Analysis: The big news last week was that the Kurds in the semi-autonomous Kurdistan Regional Government (KRG) finally signed a landmark energy agreement with Turkey. As usual, this announcement came with varying interpretations and predictably varying statements from officials in Ankara, Erbil and Baghdad. Some said no such agreement was actually signed; others that it was a done deal; still others that parts of the agreement have been signed off on while other parts have yet to be resolved. The deal—in whatever state it is in currently—will allow the KRG to independently export its crude oil directly to Iraq by the end of this year, via a new pipeline built for that purpose. The affirming and denying statements of officials is the result of Turkey’s desire to somehow balance its new relations with the Kurds and its relations with Baghdad, which it does not wish to destroy permanently.

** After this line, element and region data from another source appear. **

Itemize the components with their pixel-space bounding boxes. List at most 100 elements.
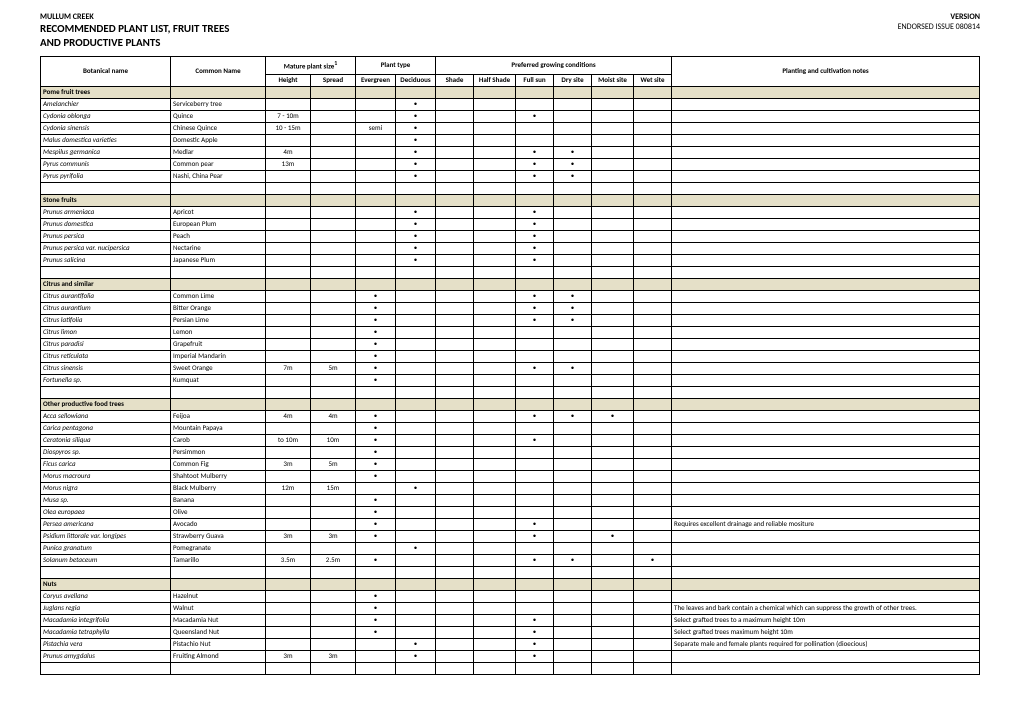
cell-full-sun: • (516, 170, 554, 182)
cell-full-sun: • (516, 650, 554, 662)
table-row: Prunus persica var. nucipersicaNectarine… (41, 242, 980, 254)
col-dry: Dry site (554, 74, 592, 86)
cell-full-sun: • (516, 254, 554, 266)
cell-deciduous (396, 338, 436, 350)
cell-dry (554, 530, 592, 542)
cell-common: Kumquat (171, 374, 266, 386)
cell-moist (592, 362, 634, 374)
cell-shade (436, 638, 474, 650)
cell-half-shade (474, 254, 516, 266)
cell-spread (311, 254, 356, 266)
cell-height: 3m (266, 458, 311, 470)
cell-shade (436, 422, 474, 434)
cell-notes (672, 554, 980, 566)
cell-half-shade (474, 302, 516, 314)
cell-half-shade (474, 98, 516, 110)
cell-full-sun (516, 374, 554, 386)
table-row: Citrus reticulataImperial Mandarin• (41, 350, 980, 362)
cell-common: Sweet Orange (171, 362, 266, 374)
cell-height (266, 422, 311, 434)
cell-wet (634, 434, 672, 446)
cell-spread (311, 98, 356, 110)
table-row: Juglans regiaWalnut•The leaves and bark … (41, 602, 980, 614)
cell-botanical: Citrus aurantium (41, 302, 171, 314)
table-row: Pyrus communisCommon pear13m••• (41, 158, 980, 170)
cell-notes (672, 134, 980, 146)
cell-common: Pomegranate (171, 542, 266, 554)
table-row: Macadamia integrifoliaMacadamia Nut••Sel… (41, 614, 980, 626)
cell-deciduous: • (396, 650, 436, 662)
cell-half-shade (474, 350, 516, 362)
cell-botanical: Pistachia vera (41, 638, 171, 650)
cell-full-sun (516, 350, 554, 362)
cell-dry (554, 338, 592, 350)
cell-spread: 2.5m (311, 554, 356, 566)
cell-evergreen: • (356, 626, 396, 638)
cell-notes (672, 110, 980, 122)
cell-notes (672, 410, 980, 422)
cell-deciduous: • (396, 542, 436, 554)
cell-dry (554, 494, 592, 506)
table-row: Ceratonia siliquaCarobto 10m10m•• (41, 434, 980, 446)
cell-moist (592, 122, 634, 134)
section-title: Stone fruits (41, 194, 171, 206)
cell-common: Chinese Quince (171, 122, 266, 134)
cell-evergreen: • (356, 470, 396, 482)
cell-wet (634, 470, 672, 482)
cell-botanical: Citrus aurantifolia (41, 290, 171, 302)
col-size-group: Mature plant size1 (266, 56, 356, 74)
blank-row (41, 566, 980, 578)
blank-row (41, 662, 980, 674)
cell-spread: 3m (311, 530, 356, 542)
table-row: Ficus caricaCommon Fig3m5m• (41, 458, 980, 470)
cell-spread (311, 314, 356, 326)
cell-evergreen (356, 230, 396, 242)
cell-shade (436, 458, 474, 470)
cell-common: Queensland Nut (171, 626, 266, 638)
cell-dry (554, 434, 592, 446)
cell-moist (592, 638, 634, 650)
cell-moist (592, 158, 634, 170)
cell-moist (592, 254, 634, 266)
cell-spread (311, 518, 356, 530)
cell-wet (634, 110, 672, 122)
cell-evergreen: • (356, 614, 396, 626)
cell-botanical: Persea americana (41, 518, 171, 530)
cell-wet (634, 614, 672, 626)
cell-evergreen: • (356, 458, 396, 470)
cell-deciduous (396, 374, 436, 386)
version-label: VERSION (898, 12, 980, 22)
table-body: Pome fruit treesAmelanchierServiceberry … (41, 86, 980, 674)
cell-wet (634, 350, 672, 362)
cell-dry (554, 230, 592, 242)
cell-spread: 15m (311, 482, 356, 494)
cell-full-sun: • (516, 410, 554, 422)
cell-half-shade (474, 638, 516, 650)
cell-deciduous (396, 362, 436, 374)
cell-moist (592, 326, 634, 338)
cell-half-shade (474, 170, 516, 182)
cell-wet (634, 242, 672, 254)
cell-evergreen (356, 542, 396, 554)
col-full-sun: Full sun (516, 74, 554, 86)
cell-deciduous: • (396, 158, 436, 170)
cell-half-shade (474, 518, 516, 530)
cell-height (266, 602, 311, 614)
cell-shade (436, 338, 474, 350)
cell-notes (672, 242, 980, 254)
cell-notes (672, 218, 980, 230)
cell-deciduous (396, 554, 436, 566)
section-row: Citrus and similar (41, 278, 980, 290)
cell-height (266, 590, 311, 602)
cell-half-shade (474, 362, 516, 374)
section-row: Nuts (41, 578, 980, 590)
cell-wet (634, 158, 672, 170)
cell-moist (592, 98, 634, 110)
cell-full-sun: • (516, 626, 554, 638)
cell-common: Fruiting Almond (171, 650, 266, 662)
col-cond-group: Preferred growing conditions (436, 56, 672, 74)
cell-shade (436, 218, 474, 230)
cell-common: Lemon (171, 326, 266, 338)
cell-botanical: Citrus latifolia (41, 314, 171, 326)
cell-moist (592, 230, 634, 242)
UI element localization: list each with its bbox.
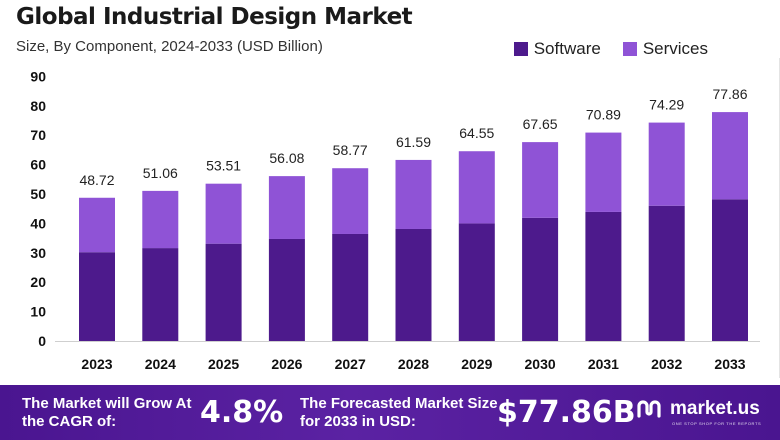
x-tick-label-2027: 2027: [335, 356, 366, 372]
y-tick-label: 60: [30, 157, 46, 173]
bar-software-2024: [142, 248, 179, 341]
y-tick-label: 30: [30, 245, 46, 261]
legend-swatch-software: [513, 42, 528, 56]
x-tick-label-2030: 2030: [525, 356, 556, 372]
legend-label-services: Services: [642, 39, 708, 58]
x-tick-label-2028: 2028: [398, 356, 429, 372]
bar-services-2031: [585, 132, 622, 212]
data-label-total-2027: 58.77: [333, 142, 368, 158]
y-tick-label: 20: [30, 274, 46, 290]
x-tick-label-2025: 2025: [208, 356, 239, 372]
brand-name: market.us: [670, 398, 760, 419]
y-tick-label: 40: [30, 215, 46, 231]
bar-services-2028: [395, 159, 432, 229]
bar-services-2032: [648, 122, 685, 206]
legend-item-services: Services: [622, 39, 708, 59]
bar-services-2029: [458, 151, 495, 224]
bar-services-2027: [332, 168, 369, 234]
chart-title: Global Industrial Design Market: [16, 4, 413, 30]
y-tick-label: 10: [30, 304, 46, 320]
footer-banner: The Market will Grow At the CAGR of: 4.8…: [0, 385, 780, 440]
brand-tagline: ONE STOP SHOP FOR THE REPORTS: [672, 421, 762, 426]
bar-services-2025: [205, 183, 242, 244]
y-tick-label: 0: [38, 333, 46, 349]
y-tick-label: 50: [30, 186, 46, 202]
cagr-label: The Market will Grow At the CAGR of:: [22, 395, 192, 430]
y-tick-label: 70: [30, 127, 46, 143]
bar-software-2029: [458, 223, 495, 341]
data-label-total-2024: 51.06: [143, 165, 178, 181]
legend-item-software: Software: [513, 39, 601, 59]
data-label-total-2025: 53.51: [206, 158, 241, 174]
data-label-total-2029: 64.55: [459, 125, 494, 141]
bar-services-2033: [712, 112, 748, 200]
bar-software-2032: [648, 205, 685, 341]
data-label-total-2030: 67.65: [523, 116, 558, 132]
legend-label-software: Software: [533, 39, 601, 58]
x-tick-label-2023: 2023: [81, 356, 112, 372]
chart-legend: Software Services: [513, 39, 708, 59]
bar-software-2023: [79, 252, 115, 341]
forecast-value: $77.86B: [497, 395, 636, 430]
bar-software-2026: [268, 238, 305, 341]
data-label-total-2028: 61.59: [396, 134, 431, 150]
chart-subtitle: Size, By Component, 2024-2033 (USD Billi…: [16, 38, 323, 55]
x-tick-label-2029: 2029: [461, 356, 492, 372]
forecast-label: The Forecasted Market Size for 2033 in U…: [300, 395, 498, 430]
bar-software-2027: [332, 233, 369, 341]
chart-header: Global Industrial Design Market Size, By…: [16, 4, 413, 55]
market-us-logo-icon: [637, 400, 661, 418]
bar-software-2033: [712, 199, 748, 341]
x-tick-label-2026: 2026: [271, 356, 302, 372]
brand-logo[interactable]: market.us: [636, 398, 760, 420]
data-label-total-2031: 70.89: [586, 107, 621, 123]
bar-chart: 010203040506070809048.72202351.06202453.…: [30, 68, 760, 372]
bar-software-2030: [522, 217, 559, 341]
bar-services-2030: [522, 142, 559, 218]
bar-services-2024: [142, 190, 179, 249]
bar-software-2031: [585, 211, 622, 341]
data-label-total-2023: 48.72: [79, 172, 114, 188]
legend-swatch-services: [622, 42, 637, 56]
data-label-total-2026: 56.08: [269, 150, 304, 166]
data-label-total-2033: 77.86: [712, 86, 747, 102]
bar-services-2023: [79, 197, 115, 253]
data-label-total-2032: 74.29: [649, 97, 684, 113]
x-tick-label-2033: 2033: [714, 356, 745, 372]
bar-software-2025: [205, 243, 242, 341]
cagr-value: 4.8%: [200, 395, 284, 430]
y-tick-label: 80: [30, 98, 46, 114]
x-tick-label-2032: 2032: [651, 356, 682, 372]
x-tick-label-2031: 2031: [588, 356, 619, 372]
x-tick-label-2024: 2024: [145, 356, 176, 372]
bar-services-2026: [268, 176, 305, 239]
bar-software-2028: [395, 228, 432, 341]
y-tick-label: 90: [30, 68, 46, 84]
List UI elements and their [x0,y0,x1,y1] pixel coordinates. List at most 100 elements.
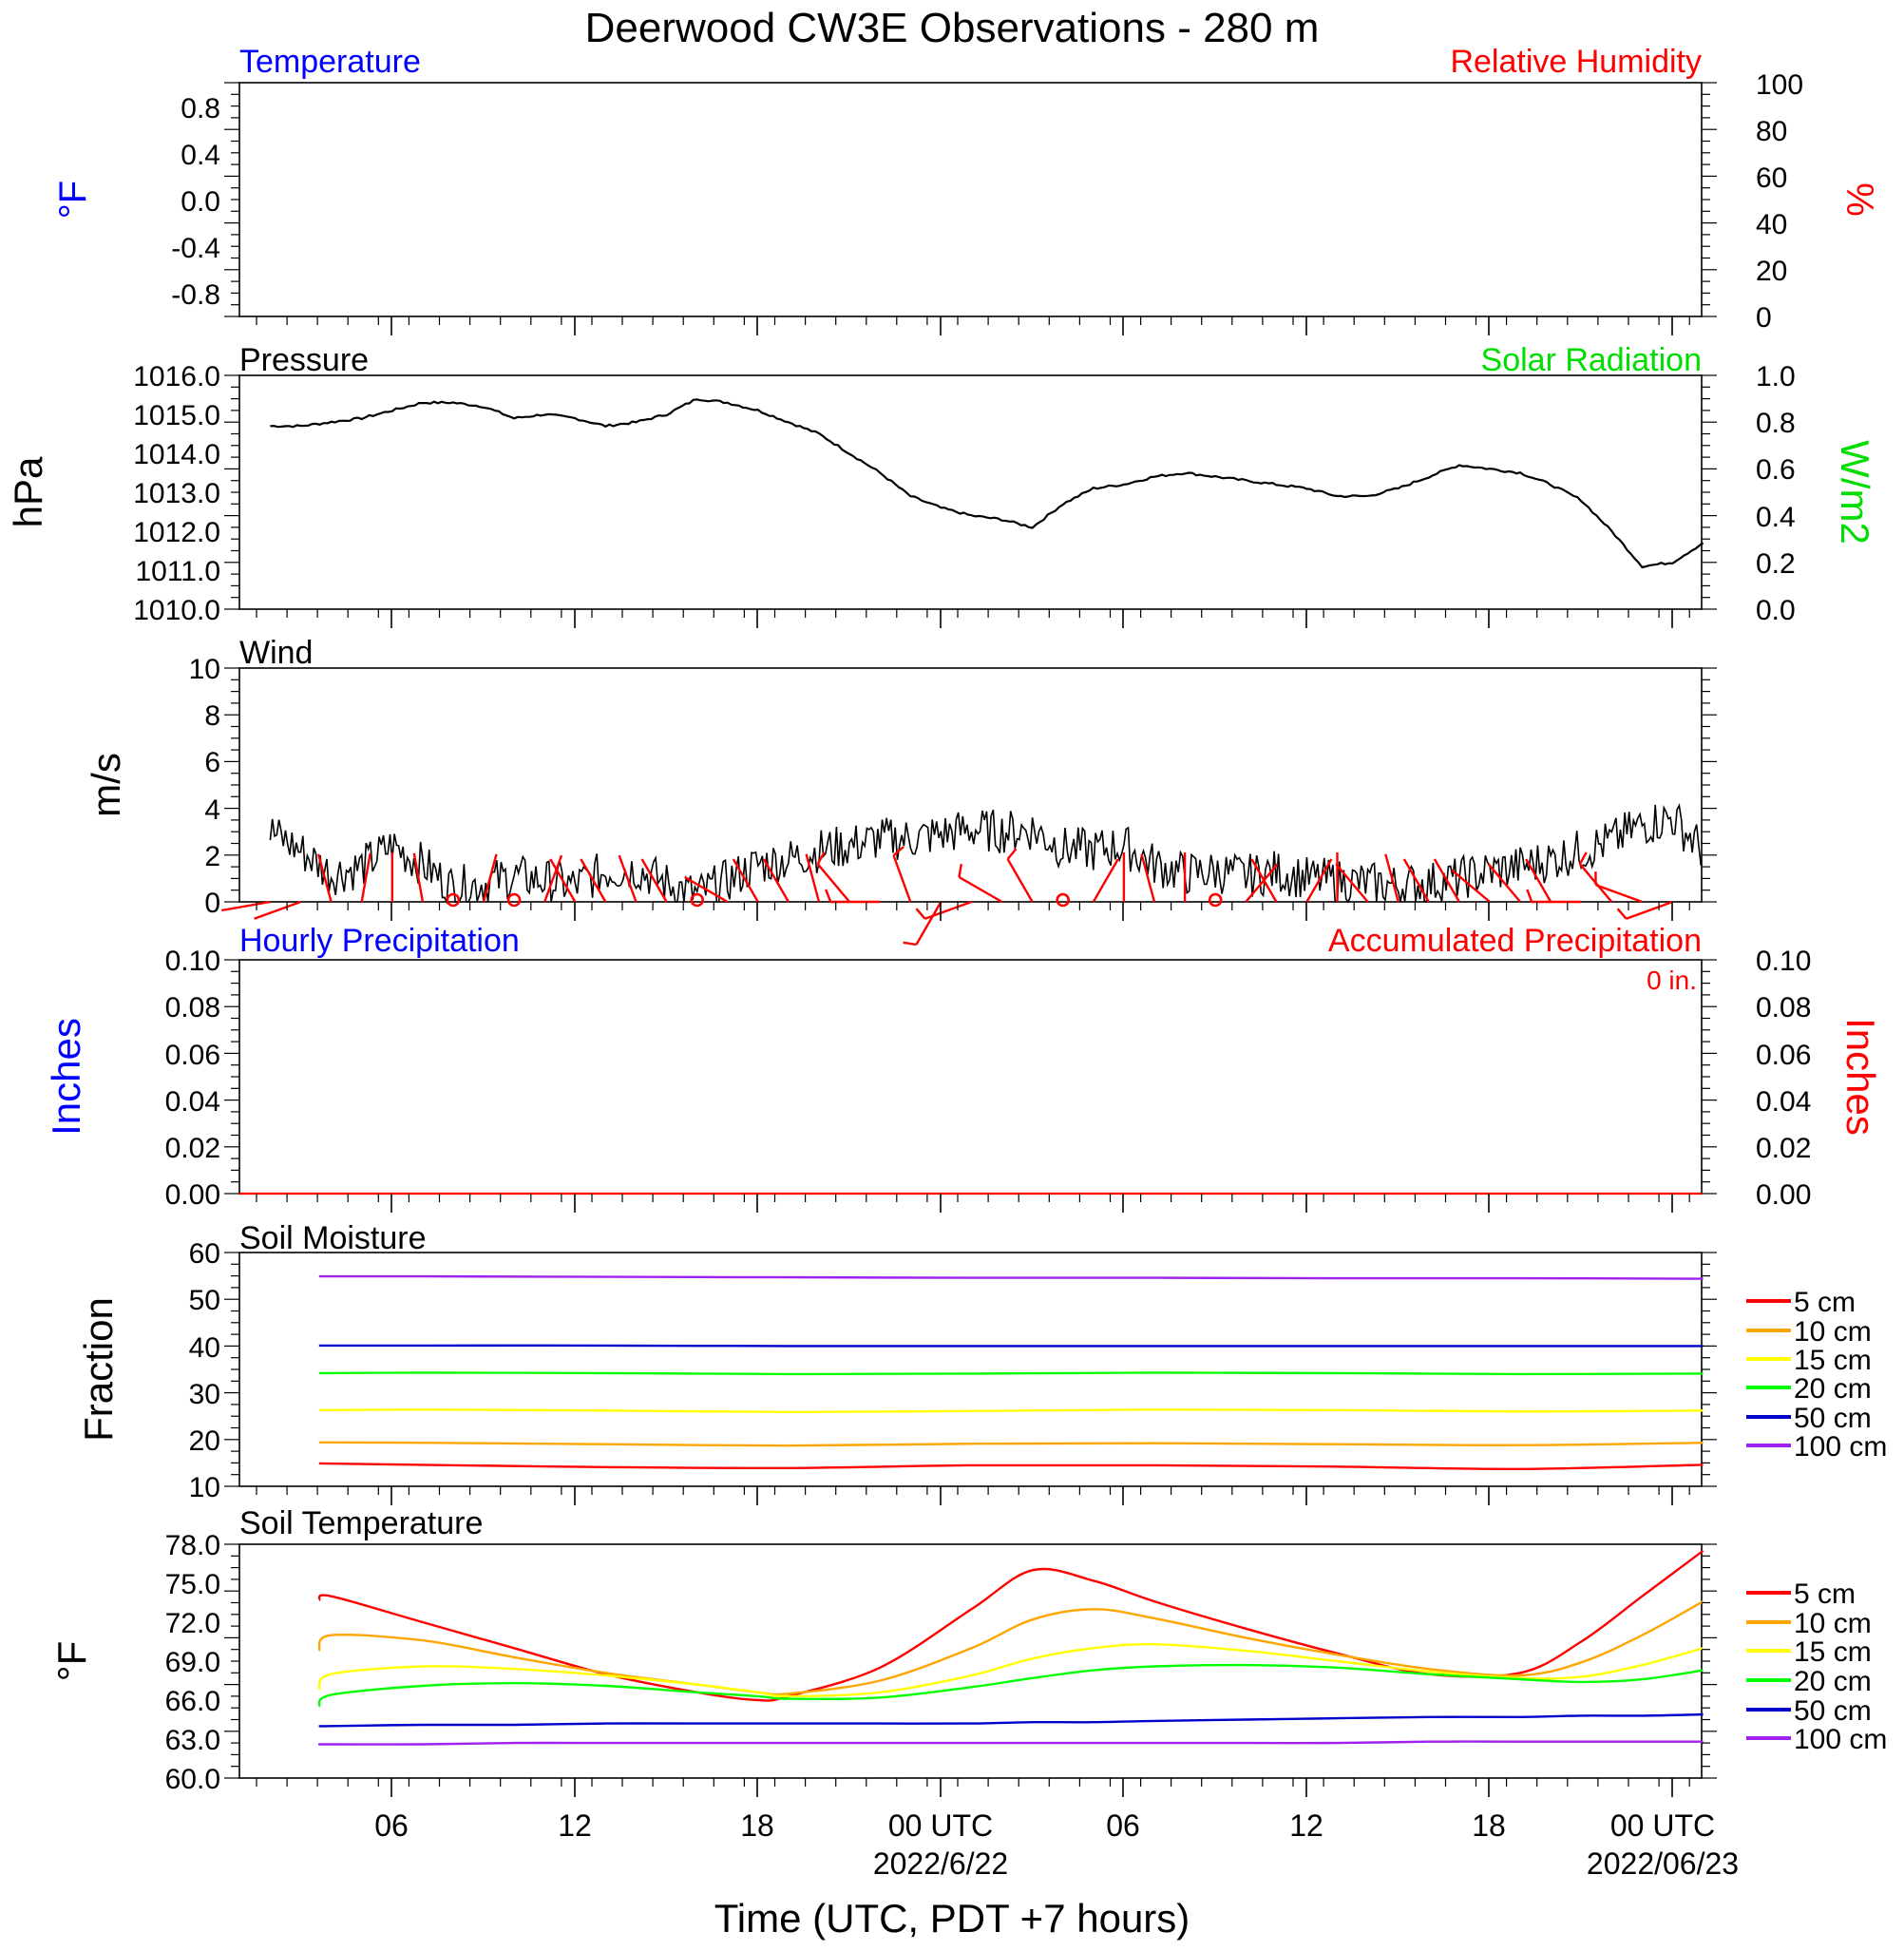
solar-tick-label: 0.4 [1756,502,1796,533]
soil-temperature-line-50cm [317,1712,1704,1728]
wind-barb [1626,900,1673,920]
wind-barb [1250,858,1278,903]
soil-moisture-line-15cm [318,1408,1704,1414]
soil-temperature-legend: 5 cm 10 cm 15 cm 20 cm 50 cm 100 cm [1746,1578,1887,1755]
wind-barb [316,853,333,903]
soil-temp-tick-label: 63.0 [165,1725,220,1756]
solar-tick-label: 0.2 [1756,548,1796,580]
wind-barb-calm [1056,892,1070,908]
wind-barb [915,901,942,946]
wind-tick-label: 10 [189,654,220,685]
hourly-precip-tick-label: 0.10 [165,946,220,977]
legend-label-15cm: 15 cm [1794,1636,1872,1668]
x-tick-label: 06 [1106,1808,1140,1843]
wind-barb [220,900,271,912]
temperature-tick-label: -0.8 [171,279,220,311]
solar-radiation-title: Solar Radiation [1481,342,1702,378]
legend-label-100cm: 100 cm [1794,1431,1887,1463]
wind-barb-flag [816,851,826,865]
soil-temp-tick-label: 72.0 [165,1608,220,1639]
soil-temp-tick-label: 75.0 [165,1569,220,1600]
x-axis-title: Time (UTC, PDT +7 hours) [714,1896,1190,1941]
hourly-precip-y-ticks: 0.10 0.08 0.06 0.04 0.02 0.00 [165,946,220,1211]
hourly-precip-tick-label: 0.02 [165,1133,220,1164]
soil-moisture-y-axis-label: Fraction [76,1297,121,1442]
hourly-precip-tick-label: 0.00 [165,1179,220,1211]
humidity-tick-label: 80 [1756,116,1787,147]
soil-moisture-y-ticks: 60 50 40 30 20 10 [189,1238,220,1503]
wind-barb [549,858,577,903]
wind-barb-calm [1208,892,1223,908]
wind-barb [684,875,729,904]
temperature-tick-label: -0.4 [171,233,220,264]
wind-barb [360,852,371,903]
accum-precip-tick-label: 0.02 [1756,1133,1811,1164]
legend-label-5cm: 5 cm [1794,1578,1856,1610]
precipitation-panel: Hourly Precipitation Accumulated Precipi… [44,923,1883,1211]
temperature-y-ticks: 0.8 0.4 0.0 -0.4 -0.8 [171,93,220,311]
wind-tick-label: 2 [204,841,220,872]
solar-tick-label: 0.0 [1756,595,1796,626]
soil-moisture-legend: 5 cm 10 cm 15 cm 20 cm 50 cm 100 cm [1746,1287,1887,1463]
pressure-line [270,398,1704,569]
wind-barb [762,858,790,903]
pressure-tick-label: 1013.0 [133,478,220,509]
temperature-panel: Temperature Relative Humidity 0.8 0.4 0.… [52,44,1880,334]
legend-label-10cm: 10 cm [1794,1608,1872,1639]
wind-barb [1006,858,1034,903]
wind-barb [543,854,563,903]
pressure-title: Pressure [239,342,369,378]
wind-tick-label: 4 [204,794,220,826]
hourly-precip-tick-label: 0.08 [165,992,220,1023]
figure-title: Deerwood CW3E Observations - 280 m [585,5,1320,51]
soil-temperature-panel: Soil Temperature 78.0 75.0 72.0 69.0 66.… [49,1505,1887,1795]
wind-barb [1595,884,1643,904]
hourly-precip-tick-label: 0.06 [165,1040,220,1071]
wind-barb [958,875,1003,904]
soil-moisture-title: Soil Moisture [239,1220,427,1256]
pressure-y-axis-label: hPa [6,456,50,527]
wind-barb [732,858,759,903]
hourly-precipitation-title: Hourly Precipitation [239,923,520,959]
legend-label-10cm: 10 cm [1794,1316,1872,1348]
accum-precip-tick-label: 0.04 [1756,1086,1811,1118]
wind-barb-flag [1616,908,1628,920]
accum-precip-tick-label: 0.08 [1756,992,1811,1023]
accumulated-total-label: 0 in. [1647,966,1697,995]
soil-moisture-line-100cm [318,1274,1704,1280]
soil-moisture-lines [318,1274,1704,1471]
soil-moisture-tick-label: 30 [189,1379,220,1410]
wind-barb [1487,863,1522,903]
hourly-precip-y-axis-label: Inches [44,1018,88,1136]
x-tick-label: 06 [374,1808,409,1843]
temperature-tick-label: 0.4 [181,140,220,171]
accum-precip-y-ticks: 0.10 0.08 0.06 0.04 0.02 0.00 [1756,946,1811,1211]
accumulated-precipitation-title: Accumulated Precipitation [1328,923,1702,959]
hourly-precip-tick-label: 0.04 [165,1086,220,1118]
soil-temperature-y-ticks: 78.0 75.0 72.0 69.0 66.0 63.0 60.0 [165,1530,220,1795]
pressure-tick-label: 1012.0 [133,517,220,548]
wind-barbs [220,846,1673,947]
wind-barb [1433,858,1460,903]
humidity-y-axis-label: % [1838,182,1880,217]
temperature-tick-label: 0.8 [181,93,220,124]
relative-humidity-title: Relative Humidity [1450,44,1702,80]
x-tick-label: 12 [558,1808,592,1843]
soil-moisture-tick-label: 60 [189,1238,220,1270]
legend-label-5cm: 5 cm [1794,1287,1856,1318]
x-axis: 06 12 18 00 UTC 06 12 18 00 UTC 2022/6/2… [374,1808,1739,1941]
soil-moisture-tick-label: 20 [189,1425,220,1457]
x-tick-label: 18 [1472,1808,1506,1843]
wind-barb [580,858,607,903]
soil-temperature-line-20cm [317,1663,1704,1708]
soil-temp-tick-label: 60.0 [165,1764,220,1795]
wind-barb [1451,869,1491,903]
accum-precip-tick-label: 0.10 [1756,946,1811,977]
wind-tick-label: 6 [204,747,220,778]
wind-barb-flag [915,908,926,920]
wind-barb [1092,858,1119,903]
legend-label-100cm: 100 cm [1794,1724,1887,1755]
wind-barb-flag [825,889,832,903]
pressure-tick-label: 1015.0 [133,400,220,431]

This week, the big news is that the Kurds have agreed to let Baghdad control the crude the KRG exports to Turkey and to manage the revenues. The details of this side deal are vague at best—and are intended to be. Baghdad will not be controlling anything, but it will at least be given the sense that it is to some extent. The plan apparently involves the KRG’s use of a metering system for its exports, which will be operated by the oil ministry in Baghdad, according to Baghdad’s version of this story. In addition, the Kurds have agreed to put the revenues from these exploits into a UN-administered account in order to share the revenues with Baghdad. If all goes well, we could see the Kurds resume exports through the Baghdad-run pipeline to Turkey as well, which were stopped in December over Baghdad’s refusal to pay arrears to foreign oil companies who signed deals with the Kurds, bypassing the central authorities.